A few dishes went even further wayward, including an overcheesed and undersauced lasagne featuring thick slabs of bland mozzarella dripping with ricotta. Chicken piccata, submerged in a sea of capers, was done in by too much salt. Nona Mia’s kitchen seems perpetually flummoxed by vegetables, relying on bagged greens for its insalata mista and turning its lemony fried zucchini appetizer (mozzarella sticks retrofitted for the farmer’s market crowd) into an immersion course in salty breading.
Most of the other dishes I tried were passable, including an acceptably prepared chicken parm and a nicely sauced spaghetti with meatballs. The meatballs reappeared alongside hunks of sausage in a savory penne with Sunday gravy; while the meatballs were too mushy for my taste, the sausage was well-seasoned. Still, the meats and sauces couldn’t disguise the sub-par pasta. And on that particular visit, no server appeared to offer us shredded parm, the universal fix for Italian-American dishes.
The service is friendly but often chaotic. On each of my visits, we had a parade of servers, none of whom seemed quite sure about what they were there to do. Some of the mistakes were excusable—a server poured wine for two of my male guests and an empty chair before filling my glass and then left his corkscrew on our table; another failed to bring silverware even after the food had arrived—while others bordered on bizarre. On one visit I requested water, and the server delivered instead a tall glass of ice. “That will be water soon,” he promised.

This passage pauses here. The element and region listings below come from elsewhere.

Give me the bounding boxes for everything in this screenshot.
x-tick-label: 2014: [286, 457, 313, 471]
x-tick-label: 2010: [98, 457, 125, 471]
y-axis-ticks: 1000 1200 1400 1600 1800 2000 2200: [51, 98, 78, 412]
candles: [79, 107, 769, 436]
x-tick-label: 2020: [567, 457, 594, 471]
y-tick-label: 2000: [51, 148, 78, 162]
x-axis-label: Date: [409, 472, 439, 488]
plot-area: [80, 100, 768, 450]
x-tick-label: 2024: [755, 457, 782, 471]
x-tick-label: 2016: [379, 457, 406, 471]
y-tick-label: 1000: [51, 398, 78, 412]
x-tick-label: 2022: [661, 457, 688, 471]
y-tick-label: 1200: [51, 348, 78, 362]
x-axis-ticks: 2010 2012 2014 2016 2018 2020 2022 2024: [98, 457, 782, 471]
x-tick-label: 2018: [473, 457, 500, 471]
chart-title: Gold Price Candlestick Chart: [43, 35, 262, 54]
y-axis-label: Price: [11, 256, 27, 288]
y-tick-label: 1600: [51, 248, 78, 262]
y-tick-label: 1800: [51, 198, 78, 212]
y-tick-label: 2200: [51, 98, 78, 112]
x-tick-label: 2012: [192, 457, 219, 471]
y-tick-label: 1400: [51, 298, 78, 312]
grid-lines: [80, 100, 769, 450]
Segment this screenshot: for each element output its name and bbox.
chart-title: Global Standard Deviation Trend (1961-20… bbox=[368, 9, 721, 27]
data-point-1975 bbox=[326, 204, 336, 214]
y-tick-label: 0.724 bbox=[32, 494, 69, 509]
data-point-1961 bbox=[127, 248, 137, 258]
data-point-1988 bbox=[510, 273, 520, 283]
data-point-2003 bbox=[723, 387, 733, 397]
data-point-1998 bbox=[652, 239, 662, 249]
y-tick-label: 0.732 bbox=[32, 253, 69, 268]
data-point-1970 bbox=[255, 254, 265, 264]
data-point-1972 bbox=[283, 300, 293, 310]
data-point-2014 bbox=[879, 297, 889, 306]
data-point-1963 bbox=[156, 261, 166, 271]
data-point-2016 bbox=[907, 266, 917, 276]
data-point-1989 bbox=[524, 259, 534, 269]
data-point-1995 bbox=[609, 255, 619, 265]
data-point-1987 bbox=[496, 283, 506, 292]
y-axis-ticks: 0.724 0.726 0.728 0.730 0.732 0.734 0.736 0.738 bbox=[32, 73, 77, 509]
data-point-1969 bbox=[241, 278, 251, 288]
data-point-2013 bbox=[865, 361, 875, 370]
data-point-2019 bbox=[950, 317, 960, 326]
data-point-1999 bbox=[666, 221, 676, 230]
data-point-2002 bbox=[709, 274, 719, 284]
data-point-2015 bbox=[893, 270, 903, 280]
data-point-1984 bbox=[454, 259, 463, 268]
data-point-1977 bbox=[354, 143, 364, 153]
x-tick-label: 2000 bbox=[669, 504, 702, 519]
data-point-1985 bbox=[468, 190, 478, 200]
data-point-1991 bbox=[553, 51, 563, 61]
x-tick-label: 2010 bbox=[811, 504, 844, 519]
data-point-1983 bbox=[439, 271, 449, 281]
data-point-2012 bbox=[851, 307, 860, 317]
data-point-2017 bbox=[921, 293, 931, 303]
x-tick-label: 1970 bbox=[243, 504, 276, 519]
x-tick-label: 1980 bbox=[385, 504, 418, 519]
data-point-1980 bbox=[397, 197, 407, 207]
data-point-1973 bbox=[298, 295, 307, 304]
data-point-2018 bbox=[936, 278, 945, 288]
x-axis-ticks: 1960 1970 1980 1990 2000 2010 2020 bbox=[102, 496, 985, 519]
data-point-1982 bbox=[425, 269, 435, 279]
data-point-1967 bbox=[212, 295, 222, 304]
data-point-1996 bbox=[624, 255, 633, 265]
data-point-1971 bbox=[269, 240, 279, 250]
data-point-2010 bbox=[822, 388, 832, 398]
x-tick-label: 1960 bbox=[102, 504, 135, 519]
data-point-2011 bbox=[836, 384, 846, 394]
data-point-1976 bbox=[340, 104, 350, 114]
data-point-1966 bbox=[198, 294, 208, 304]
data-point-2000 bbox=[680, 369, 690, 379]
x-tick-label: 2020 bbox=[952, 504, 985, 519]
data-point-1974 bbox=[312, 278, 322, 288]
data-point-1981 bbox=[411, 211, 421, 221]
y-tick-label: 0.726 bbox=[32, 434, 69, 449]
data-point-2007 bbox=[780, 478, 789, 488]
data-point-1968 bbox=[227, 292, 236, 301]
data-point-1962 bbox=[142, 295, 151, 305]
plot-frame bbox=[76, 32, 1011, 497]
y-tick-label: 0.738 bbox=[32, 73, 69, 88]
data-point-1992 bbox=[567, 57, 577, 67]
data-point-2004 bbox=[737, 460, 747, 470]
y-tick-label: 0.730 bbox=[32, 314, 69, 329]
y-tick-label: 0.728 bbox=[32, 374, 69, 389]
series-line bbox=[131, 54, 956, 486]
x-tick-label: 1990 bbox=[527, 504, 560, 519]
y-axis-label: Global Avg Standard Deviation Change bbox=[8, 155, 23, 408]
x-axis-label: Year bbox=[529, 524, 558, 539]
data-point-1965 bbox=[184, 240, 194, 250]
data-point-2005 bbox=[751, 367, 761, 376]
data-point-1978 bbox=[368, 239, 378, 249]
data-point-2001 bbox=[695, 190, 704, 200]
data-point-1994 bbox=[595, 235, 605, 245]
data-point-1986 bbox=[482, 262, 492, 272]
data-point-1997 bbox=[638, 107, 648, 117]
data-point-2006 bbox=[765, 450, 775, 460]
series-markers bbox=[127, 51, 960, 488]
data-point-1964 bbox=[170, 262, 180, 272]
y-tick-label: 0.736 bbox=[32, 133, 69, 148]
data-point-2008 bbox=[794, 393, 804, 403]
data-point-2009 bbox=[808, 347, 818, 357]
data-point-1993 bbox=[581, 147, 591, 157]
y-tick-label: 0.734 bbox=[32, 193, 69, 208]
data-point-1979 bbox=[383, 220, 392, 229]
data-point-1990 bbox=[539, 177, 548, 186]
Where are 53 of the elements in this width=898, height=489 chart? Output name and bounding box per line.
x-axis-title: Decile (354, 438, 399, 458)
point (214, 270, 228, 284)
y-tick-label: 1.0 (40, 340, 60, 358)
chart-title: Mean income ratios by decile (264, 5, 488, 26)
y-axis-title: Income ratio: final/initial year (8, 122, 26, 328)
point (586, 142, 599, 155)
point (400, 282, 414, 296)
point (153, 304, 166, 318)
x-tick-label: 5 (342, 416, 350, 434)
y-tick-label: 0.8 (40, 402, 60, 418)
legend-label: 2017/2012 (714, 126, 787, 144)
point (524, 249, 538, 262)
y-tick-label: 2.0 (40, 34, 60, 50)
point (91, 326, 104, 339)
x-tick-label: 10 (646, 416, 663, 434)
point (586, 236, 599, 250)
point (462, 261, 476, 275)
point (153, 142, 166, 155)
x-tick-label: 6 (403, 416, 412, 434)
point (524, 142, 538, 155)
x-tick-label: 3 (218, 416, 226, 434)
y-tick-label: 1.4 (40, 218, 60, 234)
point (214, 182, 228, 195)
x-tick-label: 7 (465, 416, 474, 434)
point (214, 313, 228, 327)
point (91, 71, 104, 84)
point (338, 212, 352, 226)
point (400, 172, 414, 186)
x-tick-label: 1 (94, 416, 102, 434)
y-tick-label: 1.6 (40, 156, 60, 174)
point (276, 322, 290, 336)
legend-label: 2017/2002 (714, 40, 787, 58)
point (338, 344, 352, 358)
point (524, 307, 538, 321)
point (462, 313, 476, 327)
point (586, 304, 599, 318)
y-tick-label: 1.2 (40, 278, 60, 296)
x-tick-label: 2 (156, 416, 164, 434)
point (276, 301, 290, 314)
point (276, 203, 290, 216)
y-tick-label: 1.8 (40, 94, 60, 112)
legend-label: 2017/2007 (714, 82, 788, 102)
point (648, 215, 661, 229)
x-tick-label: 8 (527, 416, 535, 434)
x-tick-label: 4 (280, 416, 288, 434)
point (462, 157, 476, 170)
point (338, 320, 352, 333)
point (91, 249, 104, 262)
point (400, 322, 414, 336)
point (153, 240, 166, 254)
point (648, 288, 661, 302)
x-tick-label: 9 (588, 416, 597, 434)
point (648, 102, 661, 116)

Fortunately, you don’t need to concern yourself with Nona Mia’s problems. Have a seat on the patio, order a pizza and a $13 bottle of surprisingly good house chianti, and watch the Patton Avenue traffic go by. Or, as so many come-and-go fans have learned, it’s just as well to call ahead for takeout.
I was very disappointed in the reviewers report on Nona Mia.
My husband & I have eaten meals at different times of the day, sometimes including our large family group, other times just the two of us.
We have found it to be one of our very favorite dining establishments. We are eating the very freshest Italian cuisine.
We feel your critic was “harsh” to the extreme in the review.
Everyone should try this for themselves and let their own taste buds be the judge.
As a chef myself, I have to admit this review was spot on. The pizza is some of the best around town, but the other dishes are lackluster and uninspired. Take your pie to go and enjoy it outside the chaos of Nona Mia Italian Kitchen, where the service is manic and inconsistent and the atmosphere disappointingly reflects its locale, overlooking Patton Ave and nestled between a used car sales lot and Blockbuster video.
I started going to Nona Mia when they first opened and many parts of this article were true – though I really liked the place. I have started going back recently and the service has drastically improved and I’ve realized that though I’m not impressed by some of their pasta dishes (I don’t like to order pasta at restaurants anyway) their specials are so great I can’t wait to tell everyone I know about Nona Mia! The little restaurant is great – give it a try!
Well, I think this restaurant deserves a revist by anyone who, like us, dined there when first opened and left uninspired. My wife thoroughly enjoyed her panzanella (Italian bread salad), and I with the Sunday gravy, and returned in August to a wonderful lunch; I had the Italian sandwich and she couldn’t resist a rematch with the salad. And the waitstaff was refreshingly upbeat on both visits. And beware, they draw a crowd so go there either early or late.